L’Amministrazione comunale ha fatto la sua parte. Ma a rendere possibile il ripristino è stata anche la disponibilità immediata di Webuild – Sirjo S.c.p.A., la grande società impegnata nella realizzazione del terzo megalotto della Statale 106 Sibari-Roseto, guidata da un gigante: l’ingegnere Salvatore Lieto. Un dettaglio solo in apparenza marginale, che in realtà racconta molto più di quanto sembri.
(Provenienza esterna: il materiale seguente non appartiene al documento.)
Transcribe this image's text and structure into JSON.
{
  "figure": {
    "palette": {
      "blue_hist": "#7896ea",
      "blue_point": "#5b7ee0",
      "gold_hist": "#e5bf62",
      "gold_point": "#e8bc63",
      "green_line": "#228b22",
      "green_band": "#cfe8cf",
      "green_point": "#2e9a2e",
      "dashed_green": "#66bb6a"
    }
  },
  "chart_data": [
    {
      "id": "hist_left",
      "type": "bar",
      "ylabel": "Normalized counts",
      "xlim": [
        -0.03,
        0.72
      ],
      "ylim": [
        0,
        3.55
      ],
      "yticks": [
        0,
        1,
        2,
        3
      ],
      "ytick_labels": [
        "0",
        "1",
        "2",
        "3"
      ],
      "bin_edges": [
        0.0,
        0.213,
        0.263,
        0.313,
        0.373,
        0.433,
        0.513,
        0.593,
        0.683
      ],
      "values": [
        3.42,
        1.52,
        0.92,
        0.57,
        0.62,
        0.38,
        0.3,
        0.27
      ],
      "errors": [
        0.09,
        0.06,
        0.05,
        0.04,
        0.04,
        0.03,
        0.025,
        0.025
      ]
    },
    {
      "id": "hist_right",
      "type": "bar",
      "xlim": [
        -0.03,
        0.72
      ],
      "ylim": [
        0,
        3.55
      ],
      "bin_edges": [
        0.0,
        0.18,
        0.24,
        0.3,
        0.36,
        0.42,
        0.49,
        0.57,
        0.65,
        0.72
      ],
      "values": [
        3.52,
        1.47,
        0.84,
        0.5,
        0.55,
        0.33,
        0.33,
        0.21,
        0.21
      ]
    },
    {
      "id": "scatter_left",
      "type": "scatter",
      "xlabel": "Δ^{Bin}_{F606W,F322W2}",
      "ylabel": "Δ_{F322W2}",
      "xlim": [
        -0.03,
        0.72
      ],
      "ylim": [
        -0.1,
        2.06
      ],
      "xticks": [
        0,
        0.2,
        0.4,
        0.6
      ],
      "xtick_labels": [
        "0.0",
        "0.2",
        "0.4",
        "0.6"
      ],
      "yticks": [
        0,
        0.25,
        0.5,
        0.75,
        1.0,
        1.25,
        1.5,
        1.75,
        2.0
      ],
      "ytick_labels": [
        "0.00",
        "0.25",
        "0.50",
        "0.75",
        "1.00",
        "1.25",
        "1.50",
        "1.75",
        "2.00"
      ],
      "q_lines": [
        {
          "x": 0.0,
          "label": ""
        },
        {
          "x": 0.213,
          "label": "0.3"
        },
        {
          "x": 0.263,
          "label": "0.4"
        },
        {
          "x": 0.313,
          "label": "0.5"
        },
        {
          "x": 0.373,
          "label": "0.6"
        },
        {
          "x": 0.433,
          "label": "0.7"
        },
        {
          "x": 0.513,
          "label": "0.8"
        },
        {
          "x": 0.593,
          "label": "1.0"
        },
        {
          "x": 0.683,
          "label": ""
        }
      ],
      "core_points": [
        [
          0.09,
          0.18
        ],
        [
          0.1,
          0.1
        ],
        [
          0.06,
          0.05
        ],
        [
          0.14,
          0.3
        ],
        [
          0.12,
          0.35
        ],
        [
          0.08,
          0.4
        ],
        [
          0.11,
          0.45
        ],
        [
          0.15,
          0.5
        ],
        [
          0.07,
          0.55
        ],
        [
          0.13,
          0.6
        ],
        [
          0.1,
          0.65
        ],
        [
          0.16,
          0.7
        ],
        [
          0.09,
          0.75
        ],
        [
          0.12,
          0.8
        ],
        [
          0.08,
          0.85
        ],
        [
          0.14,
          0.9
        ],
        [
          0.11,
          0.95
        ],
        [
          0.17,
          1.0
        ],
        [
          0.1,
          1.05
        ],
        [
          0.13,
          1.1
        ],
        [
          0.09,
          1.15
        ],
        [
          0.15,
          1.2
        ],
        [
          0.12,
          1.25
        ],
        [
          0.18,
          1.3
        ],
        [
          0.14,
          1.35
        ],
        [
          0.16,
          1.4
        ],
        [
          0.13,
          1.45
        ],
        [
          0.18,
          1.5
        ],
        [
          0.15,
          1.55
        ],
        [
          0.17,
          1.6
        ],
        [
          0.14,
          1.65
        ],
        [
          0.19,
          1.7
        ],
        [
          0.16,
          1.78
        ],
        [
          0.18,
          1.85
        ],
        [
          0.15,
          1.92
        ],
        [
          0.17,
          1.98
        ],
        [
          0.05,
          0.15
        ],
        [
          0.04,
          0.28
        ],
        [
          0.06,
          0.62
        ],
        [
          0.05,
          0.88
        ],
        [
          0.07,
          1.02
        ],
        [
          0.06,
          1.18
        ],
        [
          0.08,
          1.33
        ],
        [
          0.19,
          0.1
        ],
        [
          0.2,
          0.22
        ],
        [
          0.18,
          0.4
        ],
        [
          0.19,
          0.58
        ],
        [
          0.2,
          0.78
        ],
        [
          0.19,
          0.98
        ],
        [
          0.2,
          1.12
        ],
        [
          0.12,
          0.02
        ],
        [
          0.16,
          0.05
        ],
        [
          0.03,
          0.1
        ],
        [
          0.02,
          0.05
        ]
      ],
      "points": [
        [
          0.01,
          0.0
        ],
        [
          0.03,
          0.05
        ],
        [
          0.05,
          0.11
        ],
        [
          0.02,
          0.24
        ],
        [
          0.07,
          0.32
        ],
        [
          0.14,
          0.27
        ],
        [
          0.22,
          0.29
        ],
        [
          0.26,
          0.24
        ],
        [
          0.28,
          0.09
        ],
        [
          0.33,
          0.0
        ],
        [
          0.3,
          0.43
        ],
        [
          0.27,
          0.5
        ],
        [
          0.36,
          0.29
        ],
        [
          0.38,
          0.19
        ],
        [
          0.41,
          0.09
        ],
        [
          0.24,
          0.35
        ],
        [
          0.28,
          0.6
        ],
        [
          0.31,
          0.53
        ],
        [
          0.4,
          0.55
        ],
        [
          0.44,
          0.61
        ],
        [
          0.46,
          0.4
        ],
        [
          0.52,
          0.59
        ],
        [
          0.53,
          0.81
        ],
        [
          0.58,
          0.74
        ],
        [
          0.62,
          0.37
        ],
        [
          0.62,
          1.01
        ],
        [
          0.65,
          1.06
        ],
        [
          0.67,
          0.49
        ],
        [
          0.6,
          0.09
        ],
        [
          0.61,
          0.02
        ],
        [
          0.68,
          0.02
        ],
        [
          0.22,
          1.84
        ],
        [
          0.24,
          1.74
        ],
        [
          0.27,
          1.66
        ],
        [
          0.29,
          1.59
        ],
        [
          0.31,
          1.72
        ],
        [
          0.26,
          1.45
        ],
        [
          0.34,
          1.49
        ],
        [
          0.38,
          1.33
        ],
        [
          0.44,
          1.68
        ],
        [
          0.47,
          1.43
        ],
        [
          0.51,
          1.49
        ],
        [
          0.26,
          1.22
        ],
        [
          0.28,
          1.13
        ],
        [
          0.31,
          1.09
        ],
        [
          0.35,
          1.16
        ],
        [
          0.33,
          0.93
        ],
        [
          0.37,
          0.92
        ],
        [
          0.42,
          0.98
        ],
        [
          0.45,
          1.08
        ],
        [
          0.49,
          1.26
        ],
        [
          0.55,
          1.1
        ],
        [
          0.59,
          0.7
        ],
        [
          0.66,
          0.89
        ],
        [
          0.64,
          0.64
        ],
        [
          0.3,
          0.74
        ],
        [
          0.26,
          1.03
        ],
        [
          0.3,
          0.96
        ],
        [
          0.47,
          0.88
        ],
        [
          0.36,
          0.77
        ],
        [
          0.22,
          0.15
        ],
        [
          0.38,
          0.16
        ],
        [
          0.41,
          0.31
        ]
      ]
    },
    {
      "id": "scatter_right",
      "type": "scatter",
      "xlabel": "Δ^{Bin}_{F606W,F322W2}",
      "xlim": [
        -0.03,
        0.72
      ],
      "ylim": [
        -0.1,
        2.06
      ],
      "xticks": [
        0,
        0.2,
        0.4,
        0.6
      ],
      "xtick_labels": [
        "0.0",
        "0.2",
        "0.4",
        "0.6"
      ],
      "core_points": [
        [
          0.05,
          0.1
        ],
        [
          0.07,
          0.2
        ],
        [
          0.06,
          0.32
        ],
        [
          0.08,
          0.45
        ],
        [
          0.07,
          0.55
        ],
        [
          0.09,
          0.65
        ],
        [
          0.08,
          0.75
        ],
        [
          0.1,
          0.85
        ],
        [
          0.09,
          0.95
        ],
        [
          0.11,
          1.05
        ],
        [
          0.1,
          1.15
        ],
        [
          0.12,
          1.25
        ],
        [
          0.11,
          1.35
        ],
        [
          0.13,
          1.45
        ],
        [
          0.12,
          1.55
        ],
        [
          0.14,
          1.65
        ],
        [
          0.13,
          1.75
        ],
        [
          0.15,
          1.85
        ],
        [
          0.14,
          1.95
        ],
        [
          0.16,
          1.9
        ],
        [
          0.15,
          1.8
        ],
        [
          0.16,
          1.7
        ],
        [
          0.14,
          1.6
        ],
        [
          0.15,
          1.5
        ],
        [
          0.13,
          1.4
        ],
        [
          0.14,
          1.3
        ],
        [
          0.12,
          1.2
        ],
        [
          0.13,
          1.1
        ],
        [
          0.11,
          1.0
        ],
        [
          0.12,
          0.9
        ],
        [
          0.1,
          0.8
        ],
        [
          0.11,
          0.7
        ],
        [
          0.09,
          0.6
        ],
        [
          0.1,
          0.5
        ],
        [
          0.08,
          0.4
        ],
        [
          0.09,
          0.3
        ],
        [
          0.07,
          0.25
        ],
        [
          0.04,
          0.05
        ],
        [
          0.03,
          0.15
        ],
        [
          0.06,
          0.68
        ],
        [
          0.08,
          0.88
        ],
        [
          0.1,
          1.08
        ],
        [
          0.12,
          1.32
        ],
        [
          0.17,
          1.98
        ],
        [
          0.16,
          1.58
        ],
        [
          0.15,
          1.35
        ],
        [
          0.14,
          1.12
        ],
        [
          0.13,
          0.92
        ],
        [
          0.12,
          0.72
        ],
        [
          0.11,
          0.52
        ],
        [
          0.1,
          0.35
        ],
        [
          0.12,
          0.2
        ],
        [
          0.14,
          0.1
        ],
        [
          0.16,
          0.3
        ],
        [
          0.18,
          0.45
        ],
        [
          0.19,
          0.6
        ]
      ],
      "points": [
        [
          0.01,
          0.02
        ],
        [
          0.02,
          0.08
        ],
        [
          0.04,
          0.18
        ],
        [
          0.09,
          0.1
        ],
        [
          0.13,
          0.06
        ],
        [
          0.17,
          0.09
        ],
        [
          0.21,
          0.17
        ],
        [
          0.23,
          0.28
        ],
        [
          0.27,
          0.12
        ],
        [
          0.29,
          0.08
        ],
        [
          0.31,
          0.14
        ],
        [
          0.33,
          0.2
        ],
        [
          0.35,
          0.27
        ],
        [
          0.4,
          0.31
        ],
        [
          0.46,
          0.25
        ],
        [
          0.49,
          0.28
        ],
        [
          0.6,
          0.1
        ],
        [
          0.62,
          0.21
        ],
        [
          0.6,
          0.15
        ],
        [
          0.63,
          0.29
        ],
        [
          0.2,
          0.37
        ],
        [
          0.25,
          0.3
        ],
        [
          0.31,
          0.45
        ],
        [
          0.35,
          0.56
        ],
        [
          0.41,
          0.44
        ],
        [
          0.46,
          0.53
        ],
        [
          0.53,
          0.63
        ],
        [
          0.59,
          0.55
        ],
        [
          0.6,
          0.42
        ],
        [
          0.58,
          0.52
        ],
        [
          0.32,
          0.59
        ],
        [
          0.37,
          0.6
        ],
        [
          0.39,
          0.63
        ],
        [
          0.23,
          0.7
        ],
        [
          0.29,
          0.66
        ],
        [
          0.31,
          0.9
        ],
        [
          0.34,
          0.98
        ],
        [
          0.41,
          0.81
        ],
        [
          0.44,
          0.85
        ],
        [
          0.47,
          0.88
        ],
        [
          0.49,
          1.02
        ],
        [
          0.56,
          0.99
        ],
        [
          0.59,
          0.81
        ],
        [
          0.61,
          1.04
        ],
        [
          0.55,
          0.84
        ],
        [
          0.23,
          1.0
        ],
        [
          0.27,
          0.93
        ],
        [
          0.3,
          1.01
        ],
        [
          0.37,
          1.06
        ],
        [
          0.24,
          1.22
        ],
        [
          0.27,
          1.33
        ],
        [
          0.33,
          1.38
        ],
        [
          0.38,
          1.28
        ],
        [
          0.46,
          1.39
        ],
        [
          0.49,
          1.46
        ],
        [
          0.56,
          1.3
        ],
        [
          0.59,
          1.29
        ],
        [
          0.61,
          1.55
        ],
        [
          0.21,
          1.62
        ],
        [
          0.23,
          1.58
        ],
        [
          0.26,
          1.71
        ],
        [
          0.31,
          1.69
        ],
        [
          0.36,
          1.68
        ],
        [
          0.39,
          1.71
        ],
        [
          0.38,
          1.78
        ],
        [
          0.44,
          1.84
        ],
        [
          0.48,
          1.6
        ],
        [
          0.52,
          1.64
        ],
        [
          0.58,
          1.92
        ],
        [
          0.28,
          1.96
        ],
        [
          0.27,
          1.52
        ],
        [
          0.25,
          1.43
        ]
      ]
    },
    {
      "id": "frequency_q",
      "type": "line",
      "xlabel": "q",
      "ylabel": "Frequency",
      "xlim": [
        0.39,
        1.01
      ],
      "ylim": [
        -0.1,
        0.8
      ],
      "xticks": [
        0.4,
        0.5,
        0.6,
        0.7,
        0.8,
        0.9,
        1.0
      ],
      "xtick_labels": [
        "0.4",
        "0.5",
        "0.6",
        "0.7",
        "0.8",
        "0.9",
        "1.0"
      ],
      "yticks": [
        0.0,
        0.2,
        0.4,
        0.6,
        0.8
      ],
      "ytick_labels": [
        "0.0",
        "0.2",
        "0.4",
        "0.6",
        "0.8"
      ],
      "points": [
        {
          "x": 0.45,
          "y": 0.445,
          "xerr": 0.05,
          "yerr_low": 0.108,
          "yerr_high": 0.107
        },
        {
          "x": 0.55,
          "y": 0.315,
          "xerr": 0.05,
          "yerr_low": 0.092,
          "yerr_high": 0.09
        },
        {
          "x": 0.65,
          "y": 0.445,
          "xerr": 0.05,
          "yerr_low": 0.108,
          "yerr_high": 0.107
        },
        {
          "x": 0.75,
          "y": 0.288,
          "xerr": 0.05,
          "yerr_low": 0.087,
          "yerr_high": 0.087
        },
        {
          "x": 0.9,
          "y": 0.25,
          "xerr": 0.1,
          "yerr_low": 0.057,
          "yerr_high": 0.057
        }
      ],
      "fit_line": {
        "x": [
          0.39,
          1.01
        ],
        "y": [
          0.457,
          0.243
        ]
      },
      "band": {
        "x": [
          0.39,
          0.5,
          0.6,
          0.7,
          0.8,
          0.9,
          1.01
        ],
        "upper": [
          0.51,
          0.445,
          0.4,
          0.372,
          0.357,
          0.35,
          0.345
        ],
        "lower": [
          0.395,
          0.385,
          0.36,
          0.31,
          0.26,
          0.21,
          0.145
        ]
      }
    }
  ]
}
Perché le grandi opere non incidono solo sull’economia o sulla mobilità. Incidono, quando funzionano davvero e quando sono realizzate da società che portano con loro un know-how etico prima che curriculare, anche sul tessuto sociale. Portano organizzazione, metodo, responsabilità. Portano una cultura del “prendersi cura” che si manifesta nei momenti piccoli, non solo in quelli epici.
Riparare una lettera può sembrare poco. In realtà è un gesto che trasforma un posto qualsiasi su una cartina geografica in un luogo che non è neutro, che non è terra di passaggio, che non è nemmeno solo un cantiere. È una comunità. E chi ci lavora, anche temporaneamente, può scegliere di sentirsi parte di essa.
Intanto le immagini delle telecamere sono al vaglio per individuare i responsabili del danneggiamento. È giusto che sia così. Ma il segnale più forte, oggi, non arriva da lì. Arriva da una “E” rimessa al suo posto senza clamore, come risposta concreta a chi, nella notte, aveva provato a lasciare un segno di incuria.
A Trebisacce, quel segno è durato poco. Il senso civico, invece, resta.